Pelaku homoseks bukan saja jahat secara moral, tapi juga berpotensi berbuat kriminal yang
berlebihan, terlebih ketika mereka cemburu atau putus dengan pasangannya. Naluri kriminal pelaku
homoseksual patut diwaspadai. Sebab bukan hal mudah untuk mencari kekasih baru yang
berorientasi seksual yang ganjil seperti ini. Kasus-kasus pembunuhan berantai yang sangat sadis
sering melibatkan mereka yang memiliki orientasi seksual menyimpang. Sebut saja nama-nama
seperti Robot Gedhek, Ryan, Mujiyanto dan lain-lainnya. Maka bertetangga dengan pelaku homoseks
pun berkemungkinan besar membawa bahaya laten bagi masa depan anak-anak usia dini.

Penutup
Kebebasan berbasis HAM akhir-akhir ini selalu digunakan pers dan LSM-LSM liberal sebagai payung
untuk menyebarkan kejahatan moral. Sebab bagi kaum liberal, kejahatan yang terlarang hanya
dimaknai secara empirik dan berhubungan langsung dengan kriminal. Sedangkan hal-hal yang
berkenaan dengan moralitas dan pembangunan spiritual bukan termasuk prioritas yang penting. Bisa
jadi setelah ini akan bermunculan lomba survei menghujat ajaran Islam hanya karena tidak bisa
dikompromikan dengan paham-paham modern sekular, seperti feminisme, HAM dan lain-lain.

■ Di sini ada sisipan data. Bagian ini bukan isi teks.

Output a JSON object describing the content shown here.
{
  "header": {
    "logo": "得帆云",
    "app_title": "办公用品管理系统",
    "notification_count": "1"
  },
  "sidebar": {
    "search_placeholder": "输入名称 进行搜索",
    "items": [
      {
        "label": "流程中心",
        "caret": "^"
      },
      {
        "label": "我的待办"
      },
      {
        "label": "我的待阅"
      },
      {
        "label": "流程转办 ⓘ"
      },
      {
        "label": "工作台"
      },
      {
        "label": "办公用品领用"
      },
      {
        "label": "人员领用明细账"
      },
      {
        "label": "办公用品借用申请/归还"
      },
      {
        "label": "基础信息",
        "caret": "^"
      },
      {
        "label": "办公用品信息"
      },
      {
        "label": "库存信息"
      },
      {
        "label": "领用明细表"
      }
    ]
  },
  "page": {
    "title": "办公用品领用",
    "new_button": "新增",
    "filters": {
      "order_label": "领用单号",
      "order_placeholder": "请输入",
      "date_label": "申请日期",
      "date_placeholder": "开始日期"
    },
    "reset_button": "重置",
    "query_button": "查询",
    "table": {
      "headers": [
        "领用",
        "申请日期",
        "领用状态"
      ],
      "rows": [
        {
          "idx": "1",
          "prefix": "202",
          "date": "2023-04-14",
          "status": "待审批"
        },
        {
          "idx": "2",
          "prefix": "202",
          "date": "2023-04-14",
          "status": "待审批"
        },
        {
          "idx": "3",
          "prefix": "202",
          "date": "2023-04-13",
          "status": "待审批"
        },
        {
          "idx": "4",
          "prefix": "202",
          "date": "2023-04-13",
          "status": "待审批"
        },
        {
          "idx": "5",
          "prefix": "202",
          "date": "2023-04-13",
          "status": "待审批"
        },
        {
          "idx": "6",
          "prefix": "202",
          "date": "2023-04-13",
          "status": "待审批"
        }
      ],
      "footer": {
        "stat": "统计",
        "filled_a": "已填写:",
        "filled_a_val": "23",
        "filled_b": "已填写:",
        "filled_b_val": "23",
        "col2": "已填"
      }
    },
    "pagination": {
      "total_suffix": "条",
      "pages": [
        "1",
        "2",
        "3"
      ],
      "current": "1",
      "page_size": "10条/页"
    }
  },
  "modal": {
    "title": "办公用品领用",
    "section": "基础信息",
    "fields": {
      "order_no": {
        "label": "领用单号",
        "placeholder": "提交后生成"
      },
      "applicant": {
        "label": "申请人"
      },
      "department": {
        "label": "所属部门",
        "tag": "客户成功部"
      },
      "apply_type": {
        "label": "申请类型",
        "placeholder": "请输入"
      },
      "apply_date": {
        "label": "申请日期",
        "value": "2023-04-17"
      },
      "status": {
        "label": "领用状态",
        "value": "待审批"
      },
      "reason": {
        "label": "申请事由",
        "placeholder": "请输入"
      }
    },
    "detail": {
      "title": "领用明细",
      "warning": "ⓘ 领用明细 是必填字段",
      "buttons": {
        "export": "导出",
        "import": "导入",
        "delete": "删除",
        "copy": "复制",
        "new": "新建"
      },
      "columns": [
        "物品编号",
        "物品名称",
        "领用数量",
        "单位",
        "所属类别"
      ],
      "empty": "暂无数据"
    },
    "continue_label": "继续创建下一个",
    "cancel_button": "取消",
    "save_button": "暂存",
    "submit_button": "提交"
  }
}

Maka akan lebih fair jika setiap survei disebutkan sumber dana, target dan tujuannya, sehingga
masyarakat dapat mengenal pasti kepentingan yang berperan di baliknya. Budaya dan agama yang
berkembang di Indonesia senantiasa menolak berkompromi dengan segala jenis kejahatan, baik
berupa kejahatan moral maupun kriminal. Jika kemudian bermunculan “survei” yang memandang
buruk terhadap pihak-pihak yang menolak perbuatan amoral, maka ia tidak lebih dari hasutan
berkedok survei. Dan di sinilah bedanya antara survei yang hakiki dan syuurr pay, wani piro?!